Define the EcoRI DNA recognition sequence (GAATTC) as a string. Determine length and number of adenine bases for this sequence.

Exercise

Calculate the melting temperature of the primer with sequence “GACTGCGTTAGGATTGGC”. The melting temperature (°C) can be computed as 64.9 + 41 x (GC - 16.4)/N, with GC the total number of G and C bases in the primer and N the primer length.

Exercise

Determine the data type and length for this list with substrate concentrations. Sort the list in ascending order.

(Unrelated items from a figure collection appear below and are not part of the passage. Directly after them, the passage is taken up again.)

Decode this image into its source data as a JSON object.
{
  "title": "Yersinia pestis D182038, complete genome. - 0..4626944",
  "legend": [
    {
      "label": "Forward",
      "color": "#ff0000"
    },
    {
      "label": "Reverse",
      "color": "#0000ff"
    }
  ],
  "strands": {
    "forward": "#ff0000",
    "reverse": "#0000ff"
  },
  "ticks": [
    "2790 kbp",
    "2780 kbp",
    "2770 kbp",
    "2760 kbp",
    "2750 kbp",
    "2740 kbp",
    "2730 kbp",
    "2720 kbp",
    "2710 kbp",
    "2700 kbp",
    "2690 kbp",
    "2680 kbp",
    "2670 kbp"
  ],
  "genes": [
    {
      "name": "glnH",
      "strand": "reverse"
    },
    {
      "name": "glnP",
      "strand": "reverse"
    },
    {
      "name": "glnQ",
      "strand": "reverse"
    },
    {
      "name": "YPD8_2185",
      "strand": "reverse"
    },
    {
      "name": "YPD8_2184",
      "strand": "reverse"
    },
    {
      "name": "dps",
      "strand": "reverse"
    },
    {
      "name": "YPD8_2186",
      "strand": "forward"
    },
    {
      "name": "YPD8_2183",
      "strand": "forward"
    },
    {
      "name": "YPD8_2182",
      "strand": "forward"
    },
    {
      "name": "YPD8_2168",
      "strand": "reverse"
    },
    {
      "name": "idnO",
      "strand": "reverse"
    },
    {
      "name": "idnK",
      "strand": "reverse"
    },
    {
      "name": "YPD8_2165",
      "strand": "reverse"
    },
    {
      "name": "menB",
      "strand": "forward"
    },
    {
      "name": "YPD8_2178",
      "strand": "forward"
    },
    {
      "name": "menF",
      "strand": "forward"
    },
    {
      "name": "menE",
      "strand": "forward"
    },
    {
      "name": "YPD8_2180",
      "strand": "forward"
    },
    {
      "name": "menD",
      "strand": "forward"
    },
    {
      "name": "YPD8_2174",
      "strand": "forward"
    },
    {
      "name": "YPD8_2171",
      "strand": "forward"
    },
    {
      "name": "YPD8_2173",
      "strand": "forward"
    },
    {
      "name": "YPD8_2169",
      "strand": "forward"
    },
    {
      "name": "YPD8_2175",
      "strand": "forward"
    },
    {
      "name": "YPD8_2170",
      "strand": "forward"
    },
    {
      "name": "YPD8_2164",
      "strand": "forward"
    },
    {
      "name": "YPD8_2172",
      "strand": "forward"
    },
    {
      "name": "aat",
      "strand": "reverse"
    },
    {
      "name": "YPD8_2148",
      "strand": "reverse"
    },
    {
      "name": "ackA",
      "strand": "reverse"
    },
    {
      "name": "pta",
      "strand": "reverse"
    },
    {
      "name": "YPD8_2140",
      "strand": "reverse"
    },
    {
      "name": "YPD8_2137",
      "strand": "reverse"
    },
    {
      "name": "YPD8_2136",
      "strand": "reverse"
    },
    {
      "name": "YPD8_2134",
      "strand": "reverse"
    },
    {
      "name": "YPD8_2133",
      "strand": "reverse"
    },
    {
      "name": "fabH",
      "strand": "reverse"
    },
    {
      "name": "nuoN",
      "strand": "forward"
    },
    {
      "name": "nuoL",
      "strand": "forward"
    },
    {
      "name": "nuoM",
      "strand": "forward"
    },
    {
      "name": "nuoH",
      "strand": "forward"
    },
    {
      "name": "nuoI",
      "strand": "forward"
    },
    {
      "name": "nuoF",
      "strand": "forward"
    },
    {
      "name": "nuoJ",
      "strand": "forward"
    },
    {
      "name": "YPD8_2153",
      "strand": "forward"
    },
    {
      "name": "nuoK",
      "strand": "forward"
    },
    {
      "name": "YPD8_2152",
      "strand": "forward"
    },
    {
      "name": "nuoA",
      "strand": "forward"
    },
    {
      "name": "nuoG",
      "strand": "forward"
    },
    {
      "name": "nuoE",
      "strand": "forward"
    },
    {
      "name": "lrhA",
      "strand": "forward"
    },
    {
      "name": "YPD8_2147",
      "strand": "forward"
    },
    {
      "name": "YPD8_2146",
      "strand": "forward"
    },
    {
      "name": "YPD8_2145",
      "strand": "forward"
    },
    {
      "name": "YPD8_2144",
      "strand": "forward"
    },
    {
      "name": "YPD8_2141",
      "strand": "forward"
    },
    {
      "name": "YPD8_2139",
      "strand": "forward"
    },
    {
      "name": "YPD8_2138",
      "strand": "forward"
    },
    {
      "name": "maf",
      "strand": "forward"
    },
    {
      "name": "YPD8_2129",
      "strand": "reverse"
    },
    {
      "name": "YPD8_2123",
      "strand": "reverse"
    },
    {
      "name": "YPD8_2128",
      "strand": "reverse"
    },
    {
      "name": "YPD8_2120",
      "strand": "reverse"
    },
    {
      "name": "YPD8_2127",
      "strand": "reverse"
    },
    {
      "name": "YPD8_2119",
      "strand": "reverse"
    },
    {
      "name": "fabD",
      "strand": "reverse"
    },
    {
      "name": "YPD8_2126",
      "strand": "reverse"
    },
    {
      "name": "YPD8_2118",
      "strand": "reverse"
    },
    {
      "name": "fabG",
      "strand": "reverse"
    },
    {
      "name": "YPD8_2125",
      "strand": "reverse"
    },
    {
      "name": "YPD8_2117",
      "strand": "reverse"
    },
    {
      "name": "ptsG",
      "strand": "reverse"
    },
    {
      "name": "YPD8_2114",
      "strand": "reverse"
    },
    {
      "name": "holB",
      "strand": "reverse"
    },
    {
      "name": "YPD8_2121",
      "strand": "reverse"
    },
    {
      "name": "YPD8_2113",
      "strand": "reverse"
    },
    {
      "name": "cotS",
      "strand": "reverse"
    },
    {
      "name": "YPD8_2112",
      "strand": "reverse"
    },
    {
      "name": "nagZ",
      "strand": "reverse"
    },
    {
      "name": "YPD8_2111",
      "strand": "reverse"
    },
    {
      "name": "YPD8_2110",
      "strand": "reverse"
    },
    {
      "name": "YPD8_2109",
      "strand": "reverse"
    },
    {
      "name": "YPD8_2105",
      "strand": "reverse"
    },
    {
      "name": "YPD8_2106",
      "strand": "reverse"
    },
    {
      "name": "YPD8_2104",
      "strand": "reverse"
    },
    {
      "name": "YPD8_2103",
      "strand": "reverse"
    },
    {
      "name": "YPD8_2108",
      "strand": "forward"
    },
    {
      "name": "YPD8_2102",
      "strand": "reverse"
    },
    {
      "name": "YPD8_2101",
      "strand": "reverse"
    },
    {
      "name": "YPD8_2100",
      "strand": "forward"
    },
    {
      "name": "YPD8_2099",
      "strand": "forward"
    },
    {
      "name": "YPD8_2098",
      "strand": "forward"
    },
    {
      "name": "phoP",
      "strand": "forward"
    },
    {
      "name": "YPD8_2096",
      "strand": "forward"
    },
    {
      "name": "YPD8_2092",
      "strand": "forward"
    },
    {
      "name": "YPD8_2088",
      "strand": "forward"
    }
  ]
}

subconc = [1, 4, 500, 0, 15, 250, 30, 125, 2, 8, 60]

Exercise

Determine the number of “key : value” pairs in the following dictionary of restriction enzymes, with key = name and value = cleavage site. Retrieve the cleavage site for NotI.

REs = {
    'EcoRI' : 'GAATTC',
    'BamHI' : 'GGATCC',
    'EarI' : 'CTCTTC',
    'ScaI' : 'AGTACT',
    'NotI' : 'GCGGCCGC',
    'TaqI' : 'TCGA',
    'FokI' : 'GGATG',
    'HindIII' : 'AAGCTT'
    }   #Create a dictionary with restriction enzyme names (keys) and cleavage sites (values). Both are strings.